Researchers at Mirus Bio Corporation have developed a technique to target specific cells with a genetic "silencing switch," known as RNA interference (RNAi), which blocks the production of disease-causing proteins inside those cells.
In a first proof-of-concept demonstration, Mirus scientists targeted liver cells and switched off their ability to produce bad cholesterol. This delivery platform could also be used as a foundation for RNAi therapeutics to disable cancer cells, viruses, and genes that cause other metabolic diseases, among a broad range of potential applications.
Details of this breakthrough have just been published in the online Early Edition of the Proceedings of the National Academy of Sciences under the title "Dynamic PolyConjugates for targeted in vivo delivery of siRNA to hepatocytes". Mirus Bio, which was founded in 1995, specializes in nucleic acid chemistry and delivery systems for RNAi- and gene-based therapies.
"The lack of effective systemic administration has been the primary impediment to development of RNAi therapeutics for diseases affecting internal tissues and organs," says David Rozema, PhD, one of the lead authors of the study. "This new delivery platform gives us a powerful tool to reach and silence the expression of any gene we might be interested in."
Researchers have been quick to recognize a wide range of potential medical applications for RNAi. Although RNAi has already been used experimentally to treat a few diseases, there has been no efficient way to target specific cells where particular diseases occur, such as in key liver cells or inside a tumor. Moreover, injected genetic material is quickly cleared from the body.

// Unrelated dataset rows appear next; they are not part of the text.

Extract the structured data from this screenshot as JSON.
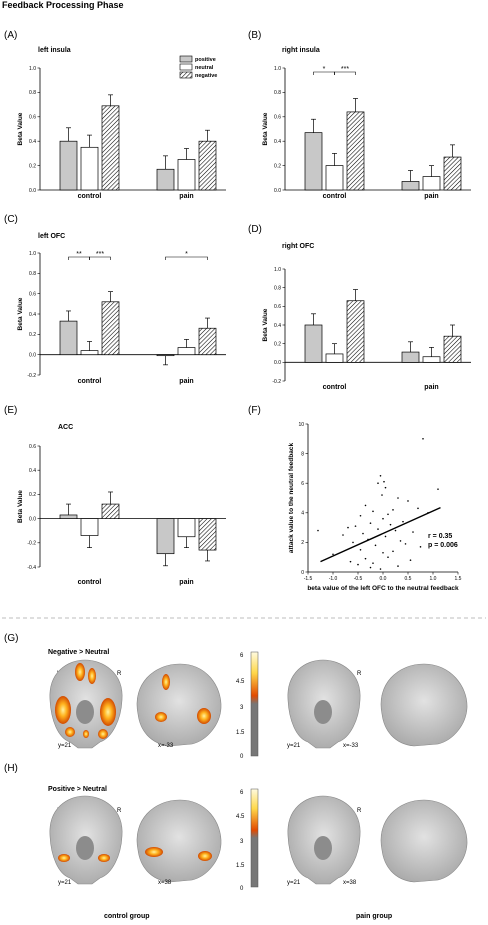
{
  "figure_title": "Feedback Processing  Phase",
  "colors": {
    "positive": "#c8c8c8",
    "neutral": "#ffffff",
    "negative": "hatched",
    "activation_low": "#d24a00",
    "activation_high": "#fff6b0"
  },
  "legend": [
    "positive",
    "neutral",
    "negative"
  ],
  "chart_data": [
    {
      "panel": "(A)",
      "type": "bar",
      "title": "left insula",
      "ylabel": "Beta Value",
      "ylim": [
        0,
        1.0
      ],
      "yticks": [
        "0.0",
        "0.2",
        "0.4",
        "0.6",
        "0.8",
        "1.0"
      ],
      "categories": [
        "control",
        "pain"
      ],
      "series": [
        {
          "name": "positive",
          "values": [
            0.4,
            0.17
          ],
          "errors": [
            0.11,
            0.11
          ]
        },
        {
          "name": "neutral",
          "values": [
            0.35,
            0.25
          ],
          "errors": [
            0.1,
            0.09
          ]
        },
        {
          "name": "negative",
          "values": [
            0.69,
            0.4
          ],
          "errors": [
            0.09,
            0.09
          ]
        }
      ],
      "significance": []
    },
    {
      "panel": "(B)",
      "type": "bar",
      "title": "right insula",
      "ylabel": "Beta Value",
      "ylim": [
        0,
        1.0
      ],
      "yticks": [
        "0.0",
        "0.2",
        "0.4",
        "0.6",
        "0.8",
        "1.0"
      ],
      "categories": [
        "control",
        "pain"
      ],
      "series": [
        {
          "name": "positive",
          "values": [
            0.47,
            0.07
          ],
          "errors": [
            0.11,
            0.09
          ]
        },
        {
          "name": "neutral",
          "values": [
            0.2,
            0.11
          ],
          "errors": [
            0.1,
            0.09
          ]
        },
        {
          "name": "negative",
          "values": [
            0.64,
            0.27
          ],
          "errors": [
            0.11,
            0.1
          ]
        }
      ],
      "significance": [
        {
          "group": 0,
          "from": 0,
          "to": 1,
          "label": "*"
        },
        {
          "group": 0,
          "from": 1,
          "to": 2,
          "label": "***"
        }
      ]
    },
    {
      "panel": "(C)",
      "type": "bar",
      "title": "left OFC",
      "ylabel": "Beta Value",
      "ylim": [
        -0.2,
        1.0
      ],
      "yticks": [
        "-0.2",
        "0.0",
        "0.2",
        "0.4",
        "0.6",
        "0.8",
        "1.0"
      ],
      "categories": [
        "control",
        "pain"
      ],
      "series": [
        {
          "name": "positive",
          "values": [
            0.33,
            -0.01
          ],
          "errors": [
            0.1,
            0.09
          ]
        },
        {
          "name": "neutral",
          "values": [
            0.04,
            0.07
          ],
          "errors": [
            0.09,
            0.08
          ]
        },
        {
          "name": "negative",
          "values": [
            0.52,
            0.26
          ],
          "errors": [
            0.1,
            0.1
          ]
        }
      ],
      "significance": [
        {
          "group": 0,
          "from": 0,
          "to": 1,
          "label": "**"
        },
        {
          "group": 0,
          "from": 1,
          "to": 2,
          "label": "***"
        },
        {
          "group": 1,
          "from": 0,
          "to": 2,
          "label": "*"
        }
      ]
    },
    {
      "panel": "(D)",
      "type": "bar",
      "title": "right OFC",
      "ylabel": "Beta Value",
      "ylim": [
        -0.2,
        1.0
      ],
      "yticks": [
        "-0.2",
        "0.0",
        "0.2",
        "0.4",
        "0.6",
        "0.8",
        "1.0"
      ],
      "categories": [
        "control",
        "pain"
      ],
      "series": [
        {
          "name": "positive",
          "values": [
            0.4,
            0.11
          ],
          "errors": [
            0.12,
            0.11
          ]
        },
        {
          "name": "neutral",
          "values": [
            0.09,
            0.06
          ],
          "errors": [
            0.11,
            0.1
          ]
        },
        {
          "name": "negative",
          "values": [
            0.66,
            0.28
          ],
          "errors": [
            0.12,
            0.12
          ]
        }
      ],
      "significance": []
    },
    {
      "panel": "(E)",
      "type": "bar",
      "title": "ACC",
      "ylabel": "Beta Value",
      "ylim": [
        -0.4,
        0.6
      ],
      "yticks": [
        "-0.4",
        "-0.2",
        "0.0",
        "0.2",
        "0.4",
        "0.6"
      ],
      "categories": [
        "control",
        "pain"
      ],
      "series": [
        {
          "name": "positive",
          "values": [
            0.03,
            -0.29
          ],
          "errors": [
            0.09,
            0.1
          ]
        },
        {
          "name": "neutral",
          "values": [
            -0.14,
            -0.15
          ],
          "errors": [
            0.1,
            0.09
          ]
        },
        {
          "name": "negative",
          "values": [
            0.12,
            -0.26
          ],
          "errors": [
            0.1,
            0.09
          ]
        }
      ],
      "significance": []
    },
    {
      "panel": "(F)",
      "type": "scatter",
      "xlabel": "beta value of the left OFC to the neutral feedback",
      "ylabel": "attack value to the neutral feedback",
      "xlim": [
        -1.5,
        1.5
      ],
      "ylim": [
        0,
        10
      ],
      "xticks": [
        "-1.5",
        "-1.0",
        "-0.5",
        "0.0",
        "0.5",
        "1.0",
        "1.5"
      ],
      "yticks": [
        "0",
        "2",
        "4",
        "6",
        "8",
        "10"
      ],
      "fit_line": {
        "from": [
          -1.25,
          0.7
        ],
        "to": [
          1.15,
          4.35
        ]
      },
      "annotation_r": "r = 0.35",
      "annotation_p": "p = 0.006",
      "points": [
        [
          0.8,
          9.0
        ],
        [
          -0.05,
          6.5
        ],
        [
          0.02,
          6.1
        ],
        [
          -0.1,
          6.0
        ],
        [
          0.05,
          5.7
        ],
        [
          -0.02,
          5.2
        ],
        [
          0.3,
          5.0
        ],
        [
          1.1,
          5.6
        ],
        [
          0.5,
          4.8
        ],
        [
          0.7,
          4.3
        ],
        [
          0.9,
          4.0
        ],
        [
          -0.35,
          4.5
        ],
        [
          -0.2,
          4.1
        ],
        [
          0.2,
          4.2
        ],
        [
          -0.45,
          3.8
        ],
        [
          0.1,
          3.9
        ],
        [
          0.0,
          3.6
        ],
        [
          -0.25,
          3.3
        ],
        [
          0.4,
          3.4
        ],
        [
          -0.7,
          3.0
        ],
        [
          -0.55,
          3.1
        ],
        [
          0.15,
          3.2
        ],
        [
          -0.1,
          2.9
        ],
        [
          0.25,
          2.8
        ],
        [
          -0.8,
          2.5
        ],
        [
          -0.4,
          2.6
        ],
        [
          0.6,
          2.7
        ],
        [
          0.05,
          2.4
        ],
        [
          -1.3,
          2.8
        ],
        [
          -0.3,
          2.2
        ],
        [
          0.35,
          2.1
        ],
        [
          -0.6,
          2.0
        ],
        [
          0.45,
          1.9
        ],
        [
          -0.15,
          1.8
        ],
        [
          0.75,
          1.7
        ],
        [
          -0.45,
          1.5
        ],
        [
          0.2,
          1.4
        ],
        [
          -1.0,
          1.2
        ],
        [
          0.1,
          1.0
        ],
        [
          -0.35,
          0.9
        ],
        [
          0.55,
          0.8
        ],
        [
          -0.2,
          0.6
        ],
        [
          -0.5,
          0.5
        ],
        [
          -0.25,
          0.3
        ],
        [
          0.3,
          0.4
        ],
        [
          -0.05,
          0.2
        ],
        [
          -0.65,
          0.7
        ],
        [
          0.0,
          1.3
        ]
      ]
    }
  ],
  "brain": {
    "panel_g": "(G)",
    "panel_h": "(H)",
    "contrast_g": "Negative > Neutral",
    "contrast_h": "Positive > Neutral",
    "left": "L",
    "right": "R",
    "coords_g": [
      "y=21",
      "x=-33",
      "y=21",
      "x=-33"
    ],
    "coords_h": [
      "y=21",
      "x=38",
      "y=21",
      "x=38"
    ],
    "colorbar_ticks": [
      "6",
      "4.5",
      "3",
      "1.5",
      "0"
    ],
    "group_control": "control group",
    "group_pain": "pain group"
  }
}
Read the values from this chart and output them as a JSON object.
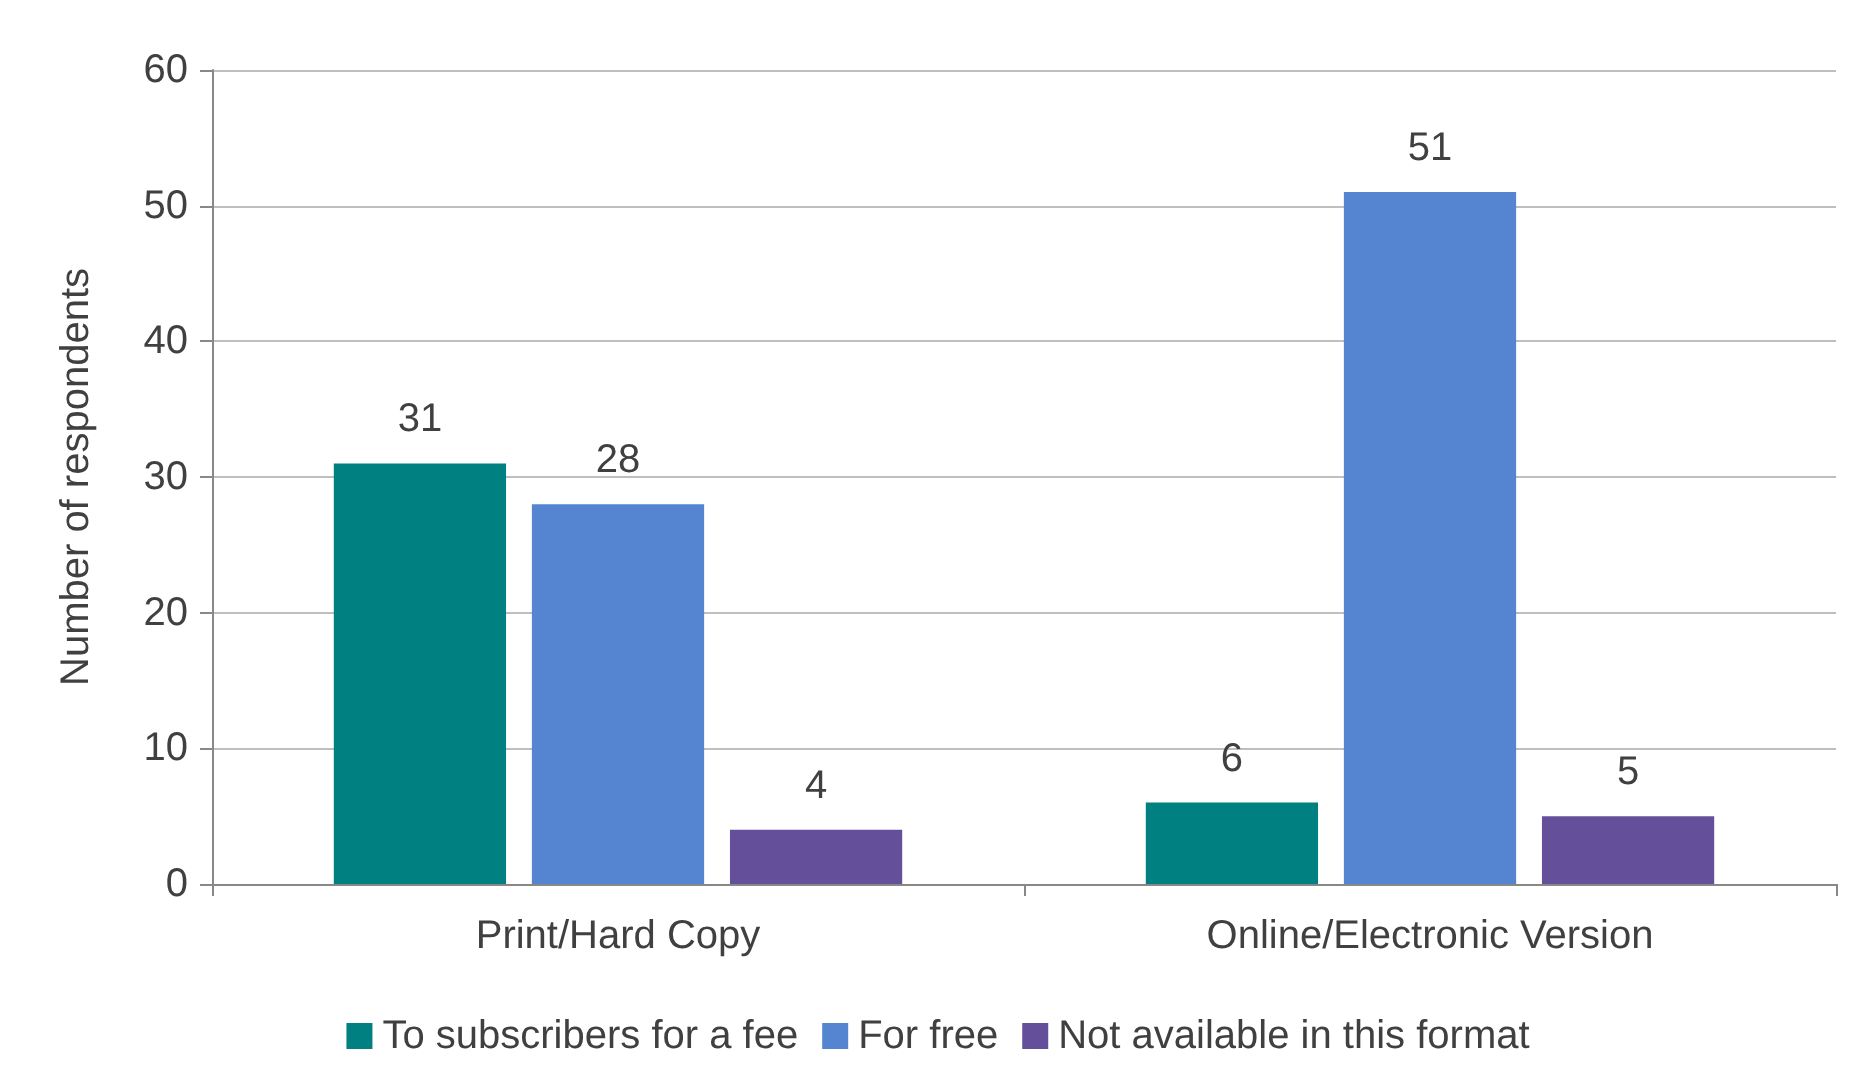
{
  "chart_data": {
    "type": "bar",
    "ylabel": "Number of respondents",
    "categories": [
      "Print/Hard Copy",
      "Online/Electronic Version"
    ],
    "series": [
      {
        "name": "To subscribers for a fee",
        "color": "#008080",
        "values": [
          31,
          6
        ]
      },
      {
        "name": "For free",
        "color": "#5585d0",
        "values": [
          28,
          51
        ]
      },
      {
        "name": "Not available in this format",
        "color": "#634f9a",
        "values": [
          4,
          5
        ]
      }
    ],
    "ylim": [
      0,
      60
    ],
    "yticks": [
      0,
      10,
      20,
      30,
      40,
      50,
      60
    ],
    "grid": "y",
    "legend": "bottom",
    "data_labels": true
  }
}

Mirus researchers have overcome these problems by assembling tiny synthetic molecules, called Dynamic PolyConjugates™, that shield their genetic cargo as they home in on target cells.
"The industry's excitement over potential therapeutic and research applications of RNA interference continues to grow. Our siRNA polyconjugate technology represents a major breakthrough in delivery, and positions us at the heart of what has become one of the most exciting medical advances of the decade," commented Russell Smestad, Mirus Bio's President.
"Not only do we have a great technology, but more than a decade of work in the nucleic acid field has enabled us to build what we believe is the strongest intellectual property portfolio in the industry covering polymer-based siRNA in vivo delivery," Smestad said.
In addition to Dr. Rozema, the groundbreaking work on Dynamic PolyConjugates at Mirus Bio was led by Drs. David Lewis and So Wong, Mr. Darren Wakefield and Jason Klein, along with critical contributions from Drs. Jon Wolff, James Hagstrom and colleagues.